Summary judgment is proper "if the pleadings, depositions, answers to interrogatories, and admissions on file, together with the affidavits, if any, show that there is no genuine issue as to any material fact and that the moving party is entitled to a judgment as a matter of law." Fed. R.Civ.P. 56(c). The burden is on the moving party to show that no genuine issues of material fact exist. Celotex Corp. v. Catrett, 477 U.S. 317, 322, 106 S.Ct. 2548, 91 L.Ed.2d 265 (1986). Rule 56(c) mandates the entry of summary judgment, after adequate time for discovery, against a party "who fails to make a showing sufficient to establish the existence of an element essential to that party's case, and in which that party will bear the burden of proof at trial." Celotex Corp. v. Catrett, 477 U.S. 317, 322, 106 S.Ct. 2548, 2552-53, 91 L.Ed.2d 265 (1986). These traditional notions apply equally where, as here, opposing parties each move for summary judgment in their favor pursuant to Rule 56. I.A.E., Inc. v. Shaver, 74 F.3d 768, 774 (7th Cir.1996). Thus, when cross-motions for summary judgment are filed, the "[c]ourt must take a dual perspective: [e]ach movant has the burden of establishing the absence of any genuine issue of material fact on its own motion." ITT Industrial Credit Co. v. D.S. America, Inc., 674 F.Supp. 1330, 1331 (N.D.Ill.1987).

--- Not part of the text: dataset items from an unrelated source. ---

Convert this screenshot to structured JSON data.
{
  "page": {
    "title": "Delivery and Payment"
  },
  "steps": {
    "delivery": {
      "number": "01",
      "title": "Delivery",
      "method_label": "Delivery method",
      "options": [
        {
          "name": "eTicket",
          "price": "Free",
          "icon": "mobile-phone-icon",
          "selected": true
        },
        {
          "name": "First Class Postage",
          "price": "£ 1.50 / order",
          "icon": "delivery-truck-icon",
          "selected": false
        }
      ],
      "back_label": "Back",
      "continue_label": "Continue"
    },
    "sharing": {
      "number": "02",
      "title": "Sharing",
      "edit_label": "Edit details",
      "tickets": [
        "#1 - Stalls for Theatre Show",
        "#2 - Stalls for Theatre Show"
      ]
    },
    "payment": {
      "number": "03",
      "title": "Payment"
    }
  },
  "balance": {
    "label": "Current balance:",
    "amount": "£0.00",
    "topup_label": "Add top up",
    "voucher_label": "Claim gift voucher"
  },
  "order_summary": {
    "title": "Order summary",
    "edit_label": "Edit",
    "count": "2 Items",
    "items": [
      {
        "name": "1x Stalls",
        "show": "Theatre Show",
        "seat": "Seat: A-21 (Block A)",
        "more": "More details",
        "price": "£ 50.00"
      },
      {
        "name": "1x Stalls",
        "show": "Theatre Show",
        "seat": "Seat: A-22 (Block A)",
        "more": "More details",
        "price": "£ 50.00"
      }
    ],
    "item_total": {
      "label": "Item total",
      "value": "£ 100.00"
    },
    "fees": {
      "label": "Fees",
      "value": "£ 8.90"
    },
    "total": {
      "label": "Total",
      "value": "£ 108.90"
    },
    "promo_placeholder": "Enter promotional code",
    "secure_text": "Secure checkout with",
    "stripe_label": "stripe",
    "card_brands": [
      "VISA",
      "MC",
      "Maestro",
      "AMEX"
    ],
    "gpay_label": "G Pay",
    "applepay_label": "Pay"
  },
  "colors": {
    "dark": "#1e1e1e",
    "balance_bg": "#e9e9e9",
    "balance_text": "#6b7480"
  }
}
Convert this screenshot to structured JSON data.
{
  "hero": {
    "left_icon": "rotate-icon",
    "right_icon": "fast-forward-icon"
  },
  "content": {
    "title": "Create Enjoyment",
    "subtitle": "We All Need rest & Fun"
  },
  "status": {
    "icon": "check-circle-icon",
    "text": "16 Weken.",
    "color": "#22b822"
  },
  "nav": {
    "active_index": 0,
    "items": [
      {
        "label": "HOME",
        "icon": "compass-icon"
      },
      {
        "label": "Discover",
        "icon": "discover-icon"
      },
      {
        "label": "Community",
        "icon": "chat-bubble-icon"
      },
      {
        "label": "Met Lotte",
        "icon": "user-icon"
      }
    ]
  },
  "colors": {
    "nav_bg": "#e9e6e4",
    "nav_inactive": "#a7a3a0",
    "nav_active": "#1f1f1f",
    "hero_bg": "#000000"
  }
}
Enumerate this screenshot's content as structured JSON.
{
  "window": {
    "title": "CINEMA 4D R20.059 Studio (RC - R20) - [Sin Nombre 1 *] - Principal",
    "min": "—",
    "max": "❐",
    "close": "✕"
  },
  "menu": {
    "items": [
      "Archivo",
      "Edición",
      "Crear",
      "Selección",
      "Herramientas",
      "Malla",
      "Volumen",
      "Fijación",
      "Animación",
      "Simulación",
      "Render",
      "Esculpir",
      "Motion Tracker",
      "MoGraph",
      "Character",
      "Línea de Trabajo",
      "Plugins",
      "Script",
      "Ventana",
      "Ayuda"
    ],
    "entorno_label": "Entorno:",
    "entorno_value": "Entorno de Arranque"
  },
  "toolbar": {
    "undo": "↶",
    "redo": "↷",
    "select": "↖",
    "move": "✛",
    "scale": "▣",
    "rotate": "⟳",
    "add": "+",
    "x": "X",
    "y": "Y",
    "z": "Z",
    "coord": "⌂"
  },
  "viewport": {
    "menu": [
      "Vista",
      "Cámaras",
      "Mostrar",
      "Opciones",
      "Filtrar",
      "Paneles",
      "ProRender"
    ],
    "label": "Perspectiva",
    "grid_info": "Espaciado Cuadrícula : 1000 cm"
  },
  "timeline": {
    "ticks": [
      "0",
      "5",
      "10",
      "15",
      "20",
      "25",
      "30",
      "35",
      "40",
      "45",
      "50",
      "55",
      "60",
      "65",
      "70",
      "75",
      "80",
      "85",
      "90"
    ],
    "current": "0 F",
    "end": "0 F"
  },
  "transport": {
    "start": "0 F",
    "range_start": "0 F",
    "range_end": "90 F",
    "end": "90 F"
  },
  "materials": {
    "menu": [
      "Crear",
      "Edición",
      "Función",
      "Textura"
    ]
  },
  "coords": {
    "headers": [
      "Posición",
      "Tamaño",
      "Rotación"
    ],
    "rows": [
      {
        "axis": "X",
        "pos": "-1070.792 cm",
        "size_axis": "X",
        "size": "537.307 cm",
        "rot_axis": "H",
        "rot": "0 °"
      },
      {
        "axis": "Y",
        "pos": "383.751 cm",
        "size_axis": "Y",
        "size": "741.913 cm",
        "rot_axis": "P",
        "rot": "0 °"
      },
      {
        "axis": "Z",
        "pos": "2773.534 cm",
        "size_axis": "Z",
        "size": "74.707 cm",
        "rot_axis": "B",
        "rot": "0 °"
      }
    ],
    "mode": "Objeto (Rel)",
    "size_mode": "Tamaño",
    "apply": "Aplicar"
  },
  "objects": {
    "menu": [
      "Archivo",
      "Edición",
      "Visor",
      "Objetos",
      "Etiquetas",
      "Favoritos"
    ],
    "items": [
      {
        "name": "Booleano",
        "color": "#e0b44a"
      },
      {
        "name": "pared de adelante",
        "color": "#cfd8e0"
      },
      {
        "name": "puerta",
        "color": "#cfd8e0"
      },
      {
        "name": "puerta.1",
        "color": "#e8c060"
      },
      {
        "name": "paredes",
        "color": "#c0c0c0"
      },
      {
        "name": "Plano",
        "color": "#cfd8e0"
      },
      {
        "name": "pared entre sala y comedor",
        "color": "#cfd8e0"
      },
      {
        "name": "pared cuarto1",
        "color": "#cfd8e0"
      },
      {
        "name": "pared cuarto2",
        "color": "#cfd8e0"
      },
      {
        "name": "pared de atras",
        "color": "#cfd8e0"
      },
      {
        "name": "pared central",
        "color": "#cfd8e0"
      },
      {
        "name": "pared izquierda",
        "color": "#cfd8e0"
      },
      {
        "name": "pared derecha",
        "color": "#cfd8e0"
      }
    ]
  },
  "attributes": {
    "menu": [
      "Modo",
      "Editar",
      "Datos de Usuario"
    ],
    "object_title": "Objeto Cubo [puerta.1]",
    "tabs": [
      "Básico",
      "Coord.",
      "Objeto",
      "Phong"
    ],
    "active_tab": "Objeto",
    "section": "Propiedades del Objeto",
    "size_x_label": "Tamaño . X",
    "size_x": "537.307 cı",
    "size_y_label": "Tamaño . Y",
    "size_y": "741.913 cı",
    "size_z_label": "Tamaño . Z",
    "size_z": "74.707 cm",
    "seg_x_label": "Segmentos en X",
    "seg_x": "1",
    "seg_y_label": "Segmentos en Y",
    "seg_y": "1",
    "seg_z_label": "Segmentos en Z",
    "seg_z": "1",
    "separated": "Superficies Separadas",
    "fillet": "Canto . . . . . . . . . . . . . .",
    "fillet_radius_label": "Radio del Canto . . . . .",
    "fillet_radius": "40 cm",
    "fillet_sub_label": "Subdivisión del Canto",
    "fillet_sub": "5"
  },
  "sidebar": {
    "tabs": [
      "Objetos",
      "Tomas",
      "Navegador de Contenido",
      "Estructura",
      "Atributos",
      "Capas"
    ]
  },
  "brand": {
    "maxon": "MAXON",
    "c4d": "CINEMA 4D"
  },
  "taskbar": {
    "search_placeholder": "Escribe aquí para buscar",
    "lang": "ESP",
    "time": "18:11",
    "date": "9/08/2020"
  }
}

The standard for granting summary judgment mirrors the directed verdict standard under Rule 50(a), which requires the court to grant a directed verdict where there can be but one reasonable conclusion. Anderson v. Liberty Lobby, Inc., 477 U.S. 242, 250, 106 S.Ct. 2505, 2511, 91 L.Ed.2d 202 (1986). A scintilla of evidence in support of the non-moving party's position is not sufficient to successfully oppose summary judgment; "there must be evidence on which the jury could reasonably find for the plaintiff." Id. at 2512, 106 S.Ct. 2505; North Am. Van Lines, Inc. v. Pinkerton Sec. Sys., Inc., 89 F.3d 452, 455 (7th Cir.1996); In Re Matter of Wildman, 859 F.2d 553, 557 (7th Cir.1988); Klein v. Ryan, 847 F.2d 368, 374 (7th Cir.1988). No genuine issue for trial exists "where the record as a whole could not lead a rational trier of fact to find for the nonmoving party." Juarez v. Ameritech Mobile Communications, Inc., 957 F.2d 317, 322 (7th Cir.1992) (quoting Matsushita Elec. Indus. Co., Ltd. v. Zenith Radio Corp., 475 U.S. 574, 586, 106 S.Ct. 1348, 1356, 89 L.Ed.2d 538 (1986)).